NASA's Hubble Space Telescope has spotted several comets diving toward a young star located about 95 light-years away from planet Earth.

Vaporized Remnants Of Disintegrated Comets

More aptly called exocomets because they were found outside of the solar system, the space rocks were not directly seen plunging into the 23-million-year-old star called HD 172555.

Their presence was inferred based on the nearby gas that was detected by the Hubble telescope. Scientists believe that the gas is the vaporized remnants of the icy nuclei of the comets.

The Hubble detected silicon and carbon gas in the star's light. At the speed of 360,000 miles per hour that the gas was moving across the face of the young star, astronomers think that Hubble is likely seeing material from comet-like objects that broke apart after streaking across the star's disk.

The gaseous debris is widely dispersed in front of the stars and is easy to see because it has very large structures.
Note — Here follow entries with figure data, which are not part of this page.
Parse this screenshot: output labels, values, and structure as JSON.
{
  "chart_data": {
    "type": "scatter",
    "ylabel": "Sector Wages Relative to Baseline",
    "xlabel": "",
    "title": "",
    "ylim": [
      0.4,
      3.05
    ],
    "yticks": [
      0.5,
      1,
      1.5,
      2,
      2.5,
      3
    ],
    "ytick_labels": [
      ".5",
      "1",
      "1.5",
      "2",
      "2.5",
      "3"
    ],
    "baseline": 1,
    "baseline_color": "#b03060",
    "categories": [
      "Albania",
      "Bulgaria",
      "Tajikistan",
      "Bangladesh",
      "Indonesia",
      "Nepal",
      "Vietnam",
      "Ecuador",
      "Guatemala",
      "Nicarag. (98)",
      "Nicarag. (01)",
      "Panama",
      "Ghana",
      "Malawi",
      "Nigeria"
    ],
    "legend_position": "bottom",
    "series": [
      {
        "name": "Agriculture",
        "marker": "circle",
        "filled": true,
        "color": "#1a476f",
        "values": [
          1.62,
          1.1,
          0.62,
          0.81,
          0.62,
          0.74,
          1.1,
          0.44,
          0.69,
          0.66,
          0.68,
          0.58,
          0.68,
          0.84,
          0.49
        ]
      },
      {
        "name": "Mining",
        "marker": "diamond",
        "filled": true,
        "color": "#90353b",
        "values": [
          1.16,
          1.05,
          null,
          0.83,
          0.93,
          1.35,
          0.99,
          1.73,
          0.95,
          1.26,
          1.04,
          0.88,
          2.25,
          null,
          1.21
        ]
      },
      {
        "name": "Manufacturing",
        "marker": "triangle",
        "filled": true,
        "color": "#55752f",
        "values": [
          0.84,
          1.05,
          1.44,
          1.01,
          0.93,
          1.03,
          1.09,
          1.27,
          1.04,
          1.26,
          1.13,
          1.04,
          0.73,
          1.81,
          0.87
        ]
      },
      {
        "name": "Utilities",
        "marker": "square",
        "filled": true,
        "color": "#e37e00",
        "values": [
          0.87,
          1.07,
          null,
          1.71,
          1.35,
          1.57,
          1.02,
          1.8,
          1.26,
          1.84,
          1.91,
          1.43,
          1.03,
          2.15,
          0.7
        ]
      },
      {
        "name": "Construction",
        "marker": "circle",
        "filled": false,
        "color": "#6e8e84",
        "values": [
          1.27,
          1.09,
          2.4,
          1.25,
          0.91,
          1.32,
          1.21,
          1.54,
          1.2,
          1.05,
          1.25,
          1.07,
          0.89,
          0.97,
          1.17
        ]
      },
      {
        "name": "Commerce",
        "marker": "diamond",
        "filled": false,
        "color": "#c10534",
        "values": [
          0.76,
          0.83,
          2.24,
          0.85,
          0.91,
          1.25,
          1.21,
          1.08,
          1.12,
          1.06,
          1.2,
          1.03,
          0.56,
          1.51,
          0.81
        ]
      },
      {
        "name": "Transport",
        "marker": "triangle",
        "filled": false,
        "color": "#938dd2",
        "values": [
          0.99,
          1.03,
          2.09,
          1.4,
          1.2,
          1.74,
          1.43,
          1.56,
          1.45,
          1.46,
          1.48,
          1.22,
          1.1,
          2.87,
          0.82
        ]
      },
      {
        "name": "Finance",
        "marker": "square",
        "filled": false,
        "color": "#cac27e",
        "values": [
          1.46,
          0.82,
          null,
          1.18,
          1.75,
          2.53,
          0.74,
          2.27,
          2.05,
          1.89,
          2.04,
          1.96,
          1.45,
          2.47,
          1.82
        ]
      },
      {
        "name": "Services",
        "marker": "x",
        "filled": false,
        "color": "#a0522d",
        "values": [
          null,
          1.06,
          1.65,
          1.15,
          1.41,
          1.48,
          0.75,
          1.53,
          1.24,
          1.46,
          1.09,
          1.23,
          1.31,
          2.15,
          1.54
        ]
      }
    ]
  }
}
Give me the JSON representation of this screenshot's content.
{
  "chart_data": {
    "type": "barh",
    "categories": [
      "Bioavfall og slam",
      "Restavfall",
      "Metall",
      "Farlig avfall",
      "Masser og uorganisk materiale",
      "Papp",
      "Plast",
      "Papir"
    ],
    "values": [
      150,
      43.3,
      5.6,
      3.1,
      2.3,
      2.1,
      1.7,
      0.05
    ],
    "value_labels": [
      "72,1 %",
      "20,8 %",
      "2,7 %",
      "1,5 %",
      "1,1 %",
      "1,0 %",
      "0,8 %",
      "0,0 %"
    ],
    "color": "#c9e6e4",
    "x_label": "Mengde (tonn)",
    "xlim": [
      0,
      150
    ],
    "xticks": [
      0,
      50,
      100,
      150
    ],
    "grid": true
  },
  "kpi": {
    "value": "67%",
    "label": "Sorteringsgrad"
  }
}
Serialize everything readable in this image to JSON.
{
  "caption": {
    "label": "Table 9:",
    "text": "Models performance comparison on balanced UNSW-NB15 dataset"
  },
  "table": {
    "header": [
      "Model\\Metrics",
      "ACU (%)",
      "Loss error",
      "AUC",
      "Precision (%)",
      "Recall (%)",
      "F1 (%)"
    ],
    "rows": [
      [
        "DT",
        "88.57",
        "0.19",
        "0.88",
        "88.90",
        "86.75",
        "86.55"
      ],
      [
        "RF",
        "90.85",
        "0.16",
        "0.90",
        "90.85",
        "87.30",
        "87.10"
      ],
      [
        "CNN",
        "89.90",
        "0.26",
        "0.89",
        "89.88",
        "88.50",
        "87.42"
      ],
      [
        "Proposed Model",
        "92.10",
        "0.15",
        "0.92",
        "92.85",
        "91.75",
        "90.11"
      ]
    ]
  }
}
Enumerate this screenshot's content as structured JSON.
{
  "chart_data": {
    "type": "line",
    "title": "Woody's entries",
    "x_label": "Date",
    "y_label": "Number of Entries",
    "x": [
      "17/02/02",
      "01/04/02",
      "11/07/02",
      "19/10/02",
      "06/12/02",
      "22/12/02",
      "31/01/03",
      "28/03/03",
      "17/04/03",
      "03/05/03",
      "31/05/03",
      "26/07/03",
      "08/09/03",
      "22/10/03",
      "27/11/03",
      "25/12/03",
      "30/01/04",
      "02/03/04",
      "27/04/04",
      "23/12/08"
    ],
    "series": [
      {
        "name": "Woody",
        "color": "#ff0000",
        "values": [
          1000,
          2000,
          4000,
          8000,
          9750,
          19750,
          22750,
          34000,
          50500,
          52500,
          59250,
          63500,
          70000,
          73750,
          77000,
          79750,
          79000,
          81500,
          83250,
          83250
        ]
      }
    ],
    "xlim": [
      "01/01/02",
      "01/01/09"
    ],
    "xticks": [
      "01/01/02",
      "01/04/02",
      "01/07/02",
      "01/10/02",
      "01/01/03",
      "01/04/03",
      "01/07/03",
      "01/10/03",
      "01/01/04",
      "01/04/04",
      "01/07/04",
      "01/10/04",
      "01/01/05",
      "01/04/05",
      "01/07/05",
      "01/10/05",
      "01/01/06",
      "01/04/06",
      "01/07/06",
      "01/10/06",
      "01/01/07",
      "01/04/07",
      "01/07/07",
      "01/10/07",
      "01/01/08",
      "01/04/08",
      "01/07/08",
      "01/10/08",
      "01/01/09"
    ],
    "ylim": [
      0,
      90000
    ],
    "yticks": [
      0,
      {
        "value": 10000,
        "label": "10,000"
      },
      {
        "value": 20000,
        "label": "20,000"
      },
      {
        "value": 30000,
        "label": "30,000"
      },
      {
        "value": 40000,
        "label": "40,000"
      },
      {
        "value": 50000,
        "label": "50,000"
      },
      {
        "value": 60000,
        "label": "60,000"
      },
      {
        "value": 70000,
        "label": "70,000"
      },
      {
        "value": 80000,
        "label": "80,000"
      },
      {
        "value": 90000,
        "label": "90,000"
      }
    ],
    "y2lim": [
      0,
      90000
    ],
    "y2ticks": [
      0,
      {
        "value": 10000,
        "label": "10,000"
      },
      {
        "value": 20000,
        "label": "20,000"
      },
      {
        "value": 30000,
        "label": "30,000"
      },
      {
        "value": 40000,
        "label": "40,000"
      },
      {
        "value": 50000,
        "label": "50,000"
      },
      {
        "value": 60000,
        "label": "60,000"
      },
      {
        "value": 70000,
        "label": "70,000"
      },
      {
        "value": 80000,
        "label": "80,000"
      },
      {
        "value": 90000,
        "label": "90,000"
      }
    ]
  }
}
Carol Grady, from NASA's Goddard Space Flight Center, explained that this is in marked contrast to finding small transiting exoplanets, which require astronomers to look for tiny tips in the starlight.

Beta Pictoris Moving Group

HD 172555, which is part of a group of stars called the Beta Pictoris Moving Group, represents the third extrasolar system where astronomers have found these exocomets.

The Beta Pictoris Moving group is the closest star system to our planet and is possibly a breeding ground for terrestrial planets. Scientists are interested in studying it because of its proximity to our planet. At least 37. 5 percent of the more massive stars present in the group have a directly imaged planet or infalling star-grazing bodies.

Gravitational Steering

The presence of the doomed exocomets offers circumstantial evidence for a process known as gravitational steering by a Jupiter-size planet, wherein comets that get deflected by the gravity of the massive planet are catapulted into the star.

The mechanism hints of past and present activities of the comets in our solar system and may possibly explain how infalling comets could have transported water to our planet and the other planets in the solar system.

Scientists have already found similar phenomena in the solar system in the form of comets that routinely plunge into our sun.

Commonly Occurs In Young Star System

Grady said that the sun-grazing comets in the solar system and the star-diving comets in the three extrasolar systems mean that the activity may commonly occur in young star systems. She said that seeing these events offers insight into what likely happened in the early days of the solar system when the comets pelted into Earth and other inner solar system bodies.

"This activity at its peak represents a star's active teenage years," Grady said. "These star-grazing comets may make life possible, because they carry water and other life-forming elements, such as carbon, to terrestrial planets."

Grady and colleagues presented these findings at the meeting of the American Astronomical Society in Grapevine, Texas on Jan. 6.